In an interview with Nextgov/FCW, Spence Spencer — director of USPTO’s System Configuration and Delivery Automation Division — said speedy and effective uses of automation across the agency’s systems have helped create a culture of trust that allows his team to take the lead in addressing problems without significant pushback from higher-up officials. 

Spencer’s department is guilty of creating, delivering and ensuring the security of traditional software to help the USPTO progress and product groups “deliver faster, more consistent and higher quality products”, adding automation systems to the capabilities of the company.

“The ability to use automation allows you to act and react very temporarily,” he said. “If you take one look at a giant task that’s starting to go off the rails and you have the right kind of automation, then you can break it. “Break it down into smaller sets of paints and the smaller sets, one by one. “

The USPTO began “building automation” around 2010, Spencer said, and then moved into development, security and operations (or DevSecOps) over the years as the company “began to integrate security into the initial release” of automated tools.

“Probably 30 percent of our implementations were failures” at first, he said, but the successful implementation of automated systems across the enterprise in the coming years, along with the company’s divisional functions, has shown the price of further expanding those efforts.

“We went from a culture of mistrust, where the answer to every deployment was no, to now the answer is, ‘yeah, do it,’” Spencer said, adding that “we don’t do rollbacks anymore.”

During the Trademark Public Advisory Committee’s quarterly meeting in November, Spencer said members of the agency were demonstrating new trademark external applications when an attorney with a private company who was present at the meeting “pointed out a logic flaw in our public application.” 

The product team, who was listening to the assembly remotely, verified and demonstrated that there was a bug in the application. Spencer said they temporarily dedicated themselves to resolving the issue and were able to implement a fix the next day.

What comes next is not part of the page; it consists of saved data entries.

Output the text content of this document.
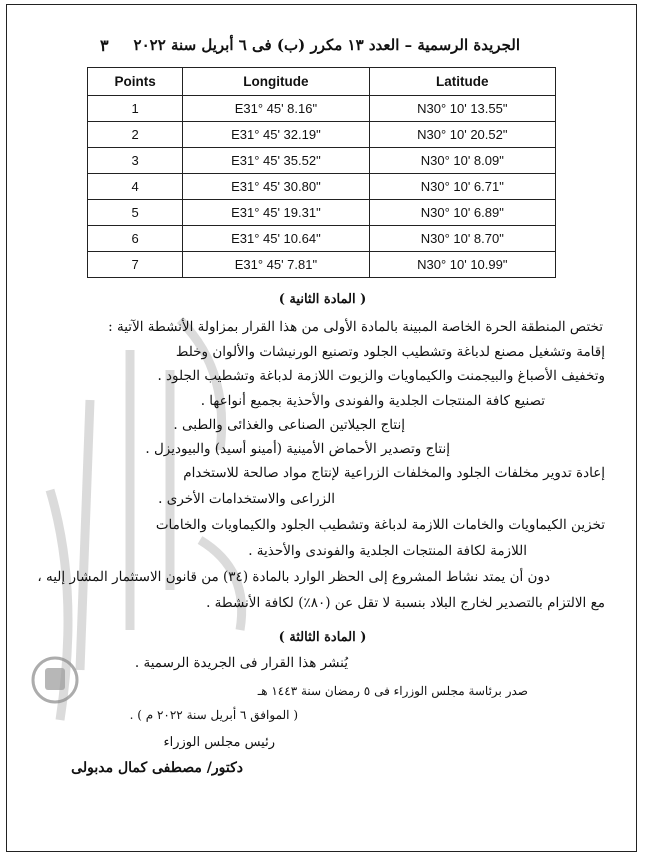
٣ الجريدة الرسمية – العدد ١٣ مكرر (ب) فى ٦ أبريل سنة ٢٠٢٢
Points	Longitude	Latitude
1	E31° 45' 8.16"	N30° 10' 13.55"
2	E31° 45' 32.19"	N30° 10' 20.52"
3	E31° 45' 35.52"	N30° 10' 8.09"
4	E31° 45' 30.80"	N30° 10' 6.71"
5	E31° 45' 19.31"	N30° 10' 6.89"
6	E31° 45' 10.64"	N30° 10' 8.70"
7	E31° 45' 7.81"	N30° 10' 10.99"
( المادة الثانية )
تختص المنطقة الحرة الخاصة المبينة بالمادة الأولى من هذا القرار بمزاولة الأنشطة الآتية :
إقامة وتشغيل مصنع لدباغة وتشطيب الجلود وتصنيع الورنيشات والألوان وخلط
وتخفيف الأصباغ والبيجمنت والكيماويات والزيوت اللازمة لدباغة وتشطيب الجلود .
تصنيع كافة المنتجات الجلدية والفوندى والأحذية بجميع أنواعها .
إنتاج الجيلاتين الصناعى والغذائى والطبى .
إنتاج وتصدير الأحماض الأمينية (أمينو أسيد) والبيوديزل .
إعادة تدوير مخلفات الجلود والمخلفات الزراعية لإنتاج مواد صالحة للاستخدام
الزراعى والاستخدامات الأخرى .
تخزين الكيماويات والخامات اللازمة لدباغة وتشطيب الجلود والكيماويات والخامات
اللازمة لكافة المنتجات الجلدية والفوندى والأحذية .
دون أن يمتد نشاط المشروع إلى الحظر الوارد بالمادة (٣٤) من قانون الاستثمار المشار إليه ،
مع الالتزام بالتصدير لخارج البلاد بنسبة لا تقل عن (٨٠٪) لكافة الأنشطة .
( المادة الثالثة )
يُنشر هذا القرار فى الجريدة الرسمية .
صدر برئاسة مجلس الوزراء فى ٥ رمضان سنة ١٤٤٣ هـ
( الموافق ٦ أبريل سنة ٢٠٢٢ م ) .
رئيس مجلس الوزراء
دكتور/ مصطفى كمال مدبولى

“They went from finding a bug to offering a fix for a government-owned public app in less than 24 hours,” he said, adding that “that’s the point of agility we’re at. “

To help USPTO developers build and secure applications, Spencer’s department has also developed automated quality teams that look at code as it’s written and “tell them it’s not treated a certain way or it’s not a set and then they’ll report it. “

And when it comes to broader security risks — including those in custom-built software or in open-source components that come with their own vulnerabilities — the agency has also relied on automation to quickly identify and mitigate potential threats. 

These features came in handy after the disclosure of vulnerabilities in Log4j in 2021, a popular open-source logging library used in a wide diversity of commercial and customer products.

Spencer said “we had a very short time horizon” to identify security flaws in the agency’s use of Log4j, adding that “we had to find out on the same day how serious it was. “

“We had to advise our [news director] on pretty drastic measures to solve this problem,” he added. “You can’t do that without automation. “

USPTO is also experimenting with and using some emerging technologies to bolster the security of its systems. Spencer said the agency is “starting to look at how we can use things like AI to help our folks actually code the software,” as well as other tools for securing systems.